This is the value of tourism in the city according to the analysis drawn up by Guido Caselli and Matteo Beghelli of the Study Center, monitoring the economy and statistics for Unioncamere Emilia-Romagna. It’s a tourism industry, which exploded in recent years and employs almost 40,000 (9% of the provincial total) and affects more than 8,200 companies (almost 10% of the provincial total). Furthermore, it has been able to react better and more efficiently during the crisis than most other sectors and thus, become the local economy’s main growth factor.
Among the 110 Italian provinces, only 15 have recovered to the levels of wealth before 2008: Bologna is third in this special ranking, and forecasts indicate further growth in the coming years. Responding to the best practices in this field including people services and lodging-catering, which allowed the city to climb to the top of the national ranking (together with Milan). Regarding the exact value generated from tourism in Bologna the study shows that for every 100 euro of direct added value, another 140 are added from indirect activities.
Matteo Lepore, Councilor for Tourism commented, “These figures are unthinkable if we go back to 2011 and the growth will continue in the coming years thanks to the ‘assets’ that we have set in place. A synergistic work based on investments made in the airport and at Bologna Welcome.” And it is precisely this where Marconi airport is shown to play a fundamental role for arrivals in the city, especially among foreigners (more than 50% of the total). In the metropolitan area total arrivals in 2017 were 2,175,000, with an increase of 14% from 2016. A tourist spends on average 108 euro a day, most for accommodation (44%) and catering (33%), more than for normal purchases (17%).

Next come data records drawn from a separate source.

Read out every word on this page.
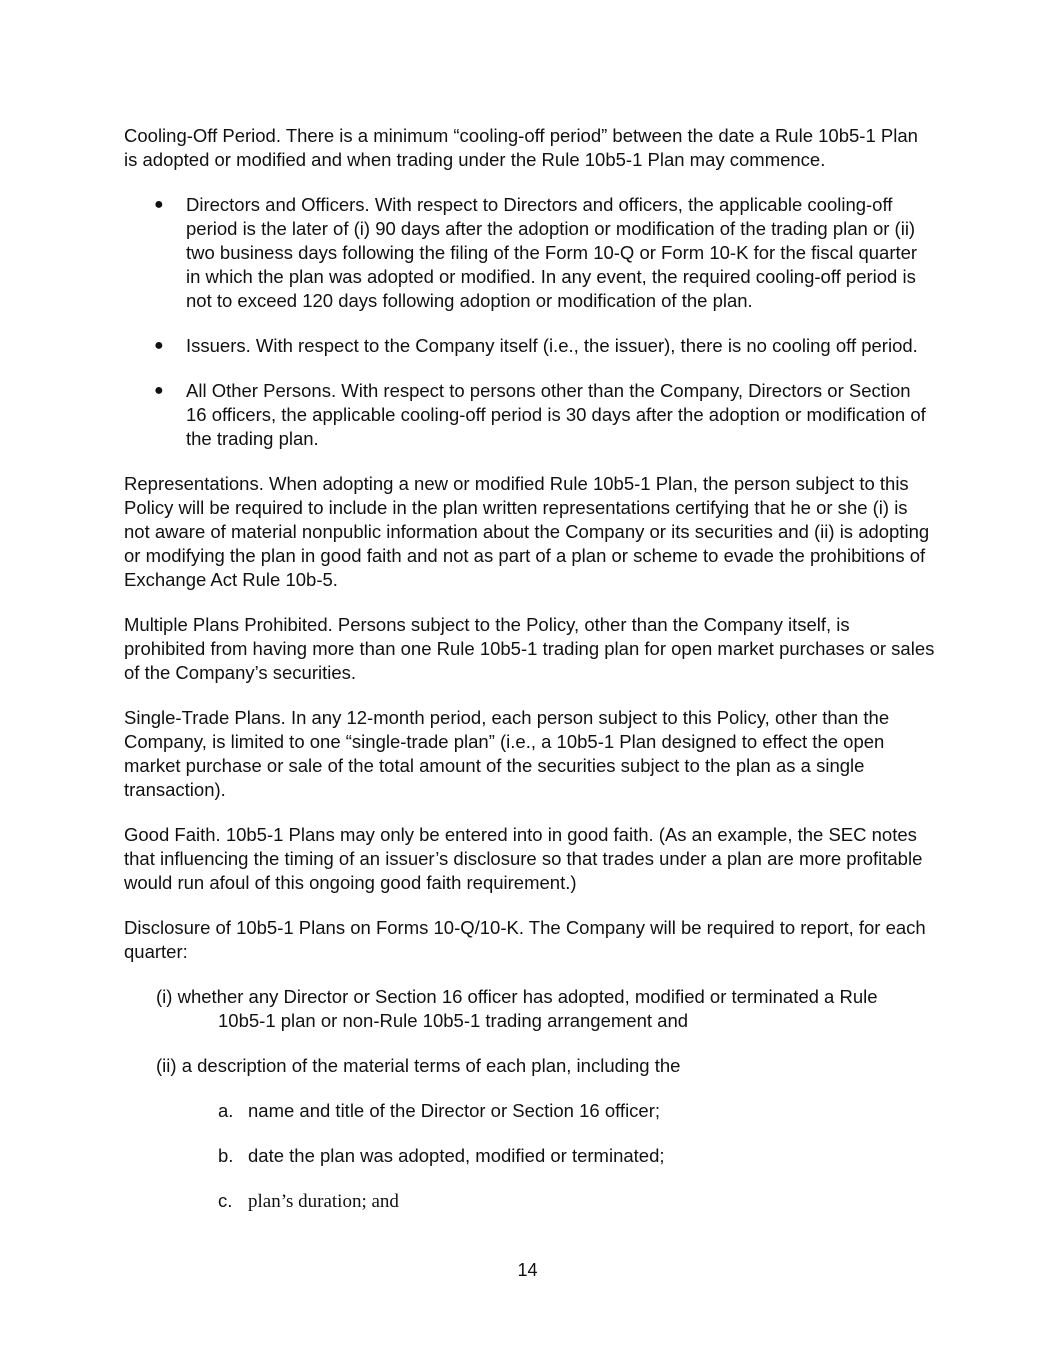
Cooling-Off Period. There is a minimum “cooling-off period” between the date a Rule 10b5-1 Plan is adopted or modified and when trading under the Rule 10b5-1 Plan may commence.

● Directors and Officers. With respect to Directors and officers, the applicable cooling-off period is the later of (i) 90 days after the adoption or modification of the trading plan or (ii) two business days following the filing of the Form 10-Q or Form 10-K for the fiscal quarter in which the plan was adopted or modified. In any event, the required cooling-off period is not to exceed 120 days following adoption or modification of the plan.
● Issuers. With respect to the Company itself (i.e., the issuer), there is no cooling off period.
● All Other Persons. With respect to persons other than the Company, Directors or Section 16 officers, the applicable cooling-off period is 30 days after the adoption or modification of the trading plan.

Representations. When adopting a new or modified Rule 10b5-1 Plan, the person subject to this Policy will be required to include in the plan written representations certifying that he or she (i) is not aware of material nonpublic information about the Company or its securities and (ii) is adopting or modifying the plan in good faith and not as part of a plan or scheme to evade the prohibitions of Exchange Act Rule 10b-5.

Multiple Plans Prohibited. Persons subject to the Policy, other than the Company itself, is prohibited from having more than one Rule 10b5-1 trading plan for open market purchases or sales of the Company’s securities.

Single-Trade Plans. In any 12-month period, each person subject to this Policy, other than the Company, is limited to one “single-trade plan” (i.e., a 10b5-1 Plan designed to effect the open market purchase or sale of the total amount of the securities subject to the plan as a single transaction).

Good Faith. 10b5-1 Plans may only be entered into in good faith. (As an example, the SEC notes that influencing the timing of an issuer’s disclosure so that trades under a plan are more profitable would run afoul of this ongoing good faith requirement.)

Disclosure of 10b5-1 Plans on Forms 10-Q/10-K. The Company will be required to report, for each quarter:

(i) whether any Director or Section 16 officer has adopted, modified or terminated a Rule
10b5-1 plan or non-Rule 10b5-1 trading arrangement and
(ii) a description of the material terms of each plan, including the
a. name and title of the Director or Section 16 officer;
b. date the plan was adopted, modified or terminated;
c. plan’s duration; and
14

Study: 2/3 of visitors visit the city, indicating the amount of work in progress to promote the metropolitan areas. “There’s still a lot to do, especially with local communities,” confirms Celso De Scrill, President of Bologna Welcome, “The idea is to promote two offers: propose a service to encourage tourists to sleep overnight in those areas; the second is to promote the advantage of those areas: green/environmental aspects.”
The most generous spenders are the Turkish and Americans (130 euro per day), while the least spendthrifts are the French and Spaniards (86 euro per day). At the heart of the Unioncamere study is the theme of the ‘sharing economy’ and the Airbnb platform, ‘which has shown enormous growth over the last 10 years with monopolistic tendencies’ Beghelli explains that, “The sharing economy in tourism has come to stay so now new regulations and an accurate operational management are urgently needed.”
But if tourism takes off, culture also benefits from it. “We want to show that we are not only the ‘city of cutting boards’,” adds Lepore, “5% of the municipal budget (6 million euro) goes to finance cultural policies. And it is also thanks to the residence tax that this figure has increased over the years.” On the tourist tax, the first quarter of 2018 marked a record: 1.5 million in revenue, also attributed to the new tax model for Airbnb introduced at the end of 2017, which the Comune implemented as a direct result of a meeting they had with Airbnb in London last year.